Download the dev version with devtools::install_github("BillPetti/baseballr") and this should be fixed!

Thanks for updating! I do want to note with the fix that was implemented the code will still break in the same way if the statcast tibbles are not exactly 94 columns from here on out. Just something worth noting!

Yep! We're going to add a more permanent fix, but wanted to get the hotfix out asap once the switch was made.

Thanks!

thanks for the update!

I reinstalled and am still getting the same column number error. I even did force = TRUE to make sure I got the newest version. Anything else I can try?

I reinstalled and am still getting the same column number error. I even did force = TRUE to make sure I got the newest version. Anything else I can try?

I am having the same issue. Would appreciate any possible help!

Did you install with install.packages("baseballr") or devtools::install_github("BillPetti/baseballr")?

I used devtools::install_github("BillPetti/baseballr"), then to load in the library it is library(baseballr) correct?

Yep!
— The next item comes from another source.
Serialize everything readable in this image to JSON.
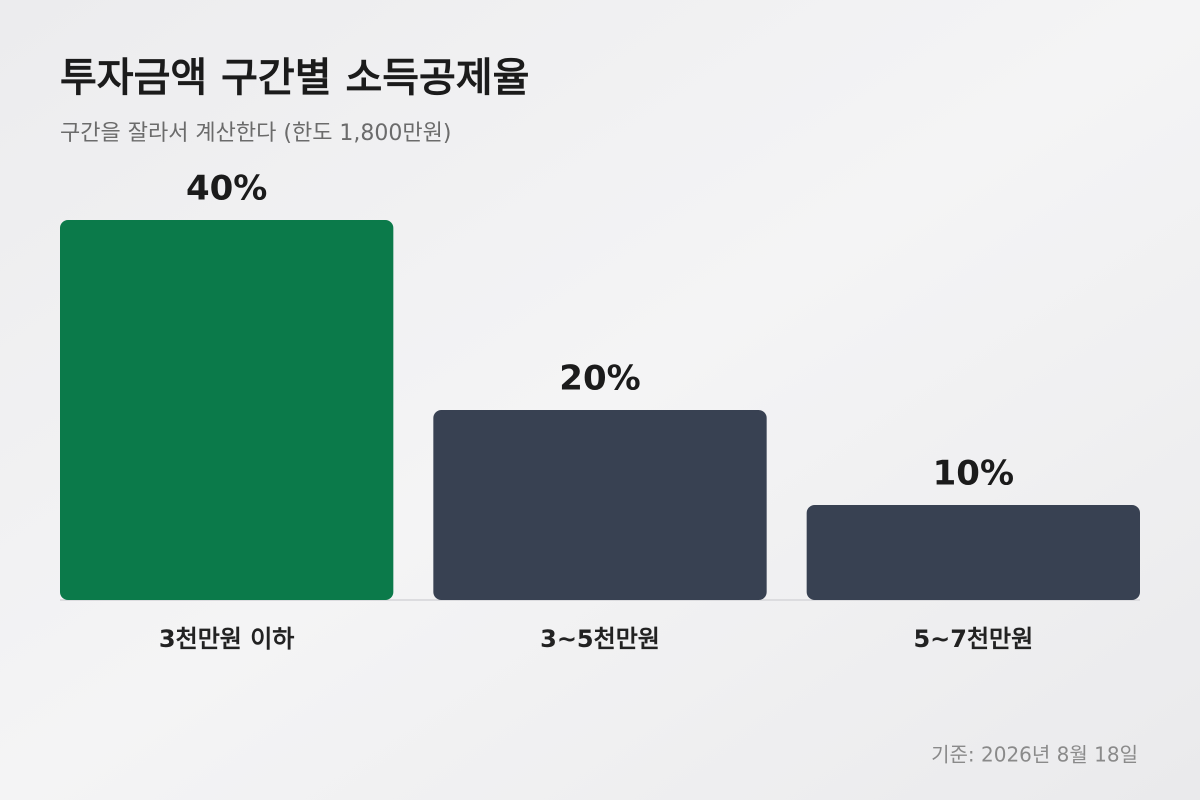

Did you restart your R session between installing and then using the package?

I believe I got it, thank you so much!

Thanks so much for sharing this. Can you please explain how I would work this fix into the following line of code:
Season_Data <- scrape_statcast_savant_batter_all(start_date = "2023-09-27", end_date = "2023-10-01")

When I run the next line,
colNumber <- ncol(payload)
I get the following error:
Error in ncol(payload) : object 'payload' not found

Its happening again : Error in setnames(x, value) :
Can't assign 92 names to a 112 column data.table

and the dev installation method didn't help so far

Thanks so much for sharing this. Can you please explain how I would work this fix into the following line of code: Season_Data <- scrape_statcast_savant_batter_all(start_date = "2023-09-27", end_date = "2023-10-01")

When I run the next line, colNumber <- ncol(payload) I get the following error: Error in ncol(payload) : object 'payload' not found

This wont work because payload only exists within the context of the function. You have to edit the function itself with the code I wrote above, then run the function with the updated code

Alright gang, I made a bad, janky fix for this issue that will act as a stopgap before the package is actually updated. It works by taking unaccounted-for columns and just calling them "newStat". I make no guarantees that it doesn't just ruin other functionalities of the package, but it will get you what you need in the meantime. I'd love to make a cleaner fix but this is a hobby not my job lol.

Run 'devtools::install_github("mlascaleia/baseballr")' in a new R session to install. This will overwrite your current version of baseballr and will not receive any updates that baseballr receives

That works beautifully. Thank you very much for your efforts!!!